The New Synagogue in Košice
Was built in 1927, near the historical centre of Košice. It replaced the old synagogue on Zvonarska Street. The façade uses neoclassical and local traditional motifs; for example - the attic floor is made in a style often found in Renaissance buildings in Eastern Slovakia. The synagogue (Nová ortodoxná Synagoga v Košiciach) was designed to seat 800 people.
House of Art
This synagogue was built in 1927. It can seat 1,100 people. Its form resembled that of the Roman Pantheon. The dome was decorated with a six-pointed star of David. The original star is now in the Jewish cemetery which is dedicated to the victims of the Holocaust, where a memorial meeting is held every year on Holocaust Day (14 September).
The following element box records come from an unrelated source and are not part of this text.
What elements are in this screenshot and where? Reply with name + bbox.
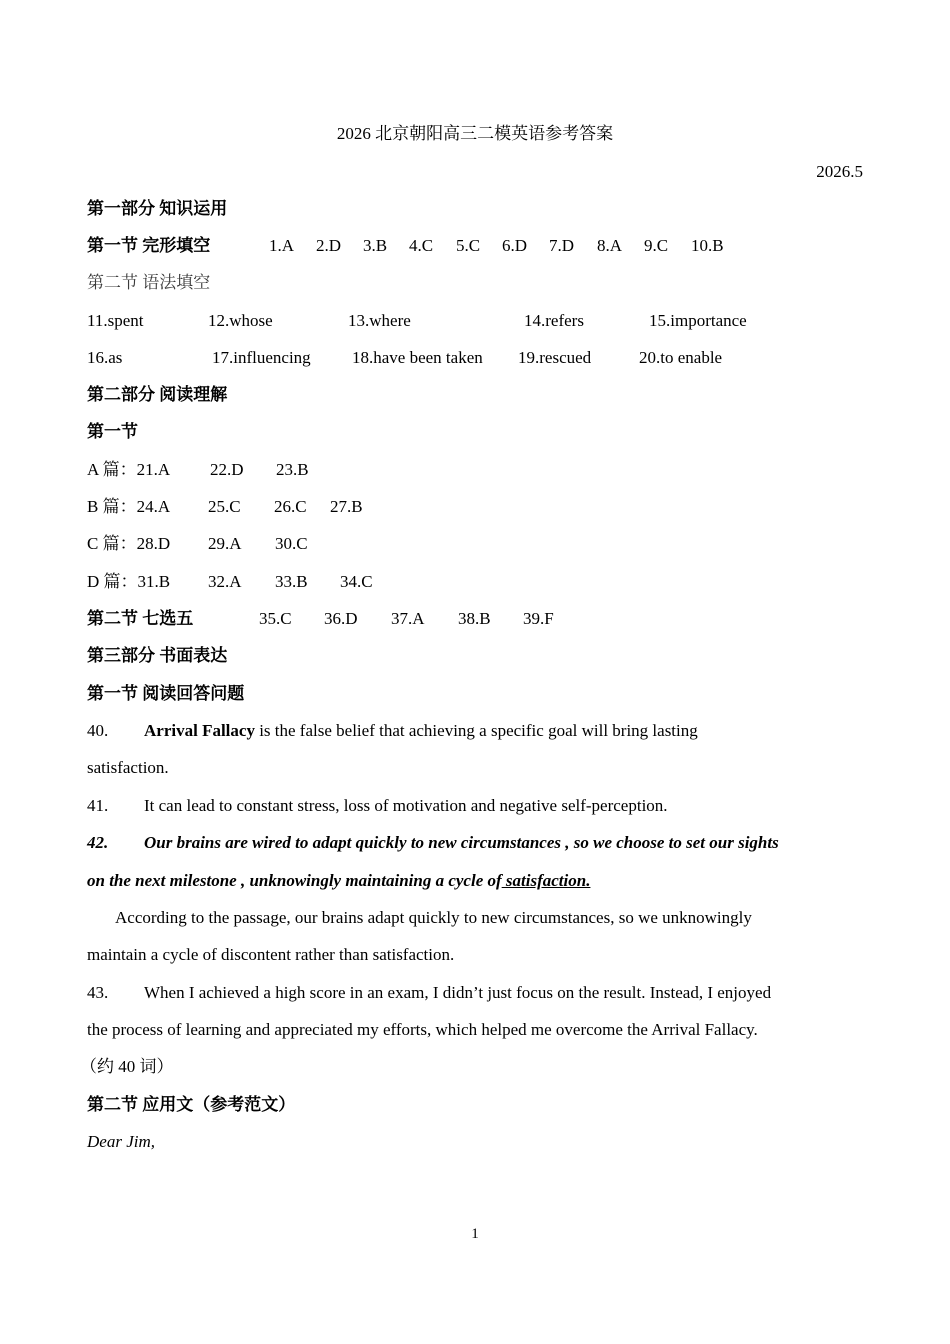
page-number: 1 — [471, 1226, 479, 1242]
answer-18: 18.have been taken — [352, 348, 483, 367]
question-43 — [87, 982, 771, 1004]
answer-5: 5.C — [456, 236, 481, 255]
answer-7: 7.D — [549, 236, 575, 255]
answer-13: 13.where — [348, 311, 411, 330]
question-42-number: 42. — [87, 833, 109, 852]
answer-17: 17.influencing — [212, 348, 311, 367]
answer-27: 27.B — [330, 497, 363, 516]
answer-36: 36.D — [324, 609, 358, 628]
answer-9: 9.C — [644, 236, 669, 255]
answer-22: 22.D — [210, 460, 244, 479]
question-40-term: Arrival Fallacy — [144, 721, 255, 740]
question-40-number: 40. — [87, 721, 109, 740]
answer-16: 16.as — [87, 348, 123, 367]
answer-20: 20.to enable — [639, 348, 723, 367]
answer-12: 12.whose — [208, 311, 273, 330]
passage-c-label: C 篇：28.D — [87, 534, 171, 553]
answer-38: 38.B — [458, 609, 491, 628]
question-40 — [87, 720, 698, 742]
page-title: 2026 北京朝阳高三二模英语参考答案 — [336, 124, 614, 143]
question-41 — [87, 795, 668, 817]
answer-32: 32.A — [208, 572, 242, 591]
part1-sec1-row — [87, 235, 210, 257]
part3-heading: 第三部分 书面表达 — [87, 646, 228, 665]
question-40-text: is the false belief that achieving a specific goal will bring lasting — [254, 721, 698, 740]
answer-19: 19.rescued — [518, 348, 592, 367]
passage-d-label: D 篇：31.B — [87, 572, 171, 591]
part1-heading: 第一部分 知识运用 — [87, 199, 228, 218]
letter-greeting: Dear Jim, — [87, 1132, 155, 1151]
answer-29: 29.A — [208, 534, 242, 553]
answer-10: 10.B — [691, 236, 724, 255]
answer-14: 14.refers — [524, 311, 584, 330]
answer-15: 15.importance — [649, 311, 747, 330]
question-43-line1: When I achieved a high score in an exam, I didn’t just focus on the result. Instead, I enjoyed — [144, 983, 772, 1002]
answer-37: 37.A — [391, 609, 425, 628]
answer-39: 39.F — [523, 609, 554, 628]
answer-8: 8.A — [597, 236, 623, 255]
answer-35: 35.C — [259, 609, 292, 628]
answer-30: 30.C — [275, 534, 308, 553]
question-42-line2a: on the next milestone , unknowingly maintaining a cycle of — [87, 871, 502, 890]
question-42-answer-line1: According to the passage, our brains adapt quickly to new circumstances, so we unknowingly — [115, 908, 752, 927]
answer-25: 25.C — [208, 497, 241, 516]
part3-sec1-heading: 第一节 阅读回答问题 — [87, 684, 245, 703]
answer-34: 34.C — [340, 572, 373, 591]
part1-sec2-heading: 第二节 语法填空 — [87, 273, 211, 292]
answer-23: 23.B — [276, 460, 309, 479]
question-43-number: 43. — [87, 983, 109, 1002]
question-43-line2: the process of learning and appreciated my efforts, which helped me overcome the Arrival Fallacy. — [87, 1020, 758, 1039]
question-42-line1: Our brains are wired to adapt quickly to new circumstances , so we choose to set our sights — [144, 833, 779, 852]
date: 2026.5 — [816, 162, 863, 181]
question-40-line2: satisfaction. — [87, 758, 169, 777]
part2-heading: 第二部分 阅读理解 — [87, 385, 228, 404]
question-42 — [87, 832, 779, 854]
part2-sec2-heading: 第二节 七选五 — [87, 609, 194, 628]
answer-33: 33.B — [275, 572, 308, 591]
answer-2: 2.D — [316, 236, 342, 255]
question-41-text: It can lead to constant stress, loss of motivation and negative self-perception. — [144, 796, 668, 815]
passage-b-label: B 篇：24.A — [87, 497, 171, 516]
answer-3: 3.B — [363, 236, 388, 255]
answer-1: 1.A — [269, 236, 295, 255]
word-count-note: （约 40 词） — [80, 1057, 174, 1076]
answer-6: 6.D — [502, 236, 528, 255]
part1-sec1-heading: 第一节 完形填空 — [87, 236, 211, 255]
question-42-answer-line2: maintain a cycle of discontent rather than satisfaction. — [87, 945, 455, 964]
part3-sec2-heading: 第二节 应用文（参考范文） — [87, 1095, 296, 1114]
passage-a-label: A 篇：21.A — [87, 460, 171, 479]
question-41-number: 41. — [87, 796, 109, 815]
answer-4: 4.C — [409, 236, 434, 255]
question-42-underlined: satisfaction. — [501, 871, 591, 890]
question-42-line2 — [87, 870, 590, 892]
answer-26: 26.C — [274, 497, 307, 516]
part2-sec1-heading: 第一节 — [87, 422, 138, 441]
answer-11: 11.spent — [87, 311, 144, 330]
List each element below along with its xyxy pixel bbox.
There was no need for a synagogue after World War II because more than 15,000 Jews never returned. And until the early 1960s, the building was a temporary storage for grain. In 1962 one building was added to the Synagogue, which consisted of a larger foyer with a dance floor, cloakrooms, and buffets. And inside the Synagogue itself the entire space was converted into a concert hall. The state Philharmonic Hall was located there.
Now it is called the House of Art (Dom umenia).
A wooden church from Kozhukhovets
The church (Drevený kostolík z Kožuchoviec) comes from the village of Kožuchovci. In 1927, it was threatened with extinction, the director of the East Slovak Museum learned of it and in the same year it was moved to Košice. Now the museum stands in the yard of the East Slovak Museum. The church was built in 1741. Next to the church there is a wooden bell tower.
The park in the centre of Košice, where luxurious gardens and baths with mineral water used to grow in the 18th century, now stands the Městský Park (Městský park). Locals and tourists alike have come to appreciate the quiet, shady lanes, the secluded alcoves, the lily pond, and the playground with a 50 metre-long outdoor pool.
The main attraction of the Barca area in Košice is the Barčiansky Park, founded at the end of the 17th century. This green oasis spreads over 7 hectares and is home to an abundance of trees and shrubs, which are listed in the Red Book.
Two historical buildings are located among the dense vegetation. The Ziči manor house (Kaštieľ rodiny Ziči), built in the 15th century, underwent several restorations during its long century and was transformed into a magnificent Renaissance mansion. The second building, the baroque palace (Kaštieľ rodiny Barcai), owned by the well-to-do Barcai family until 1945, was built at the turn of the 16th and 17th centuries.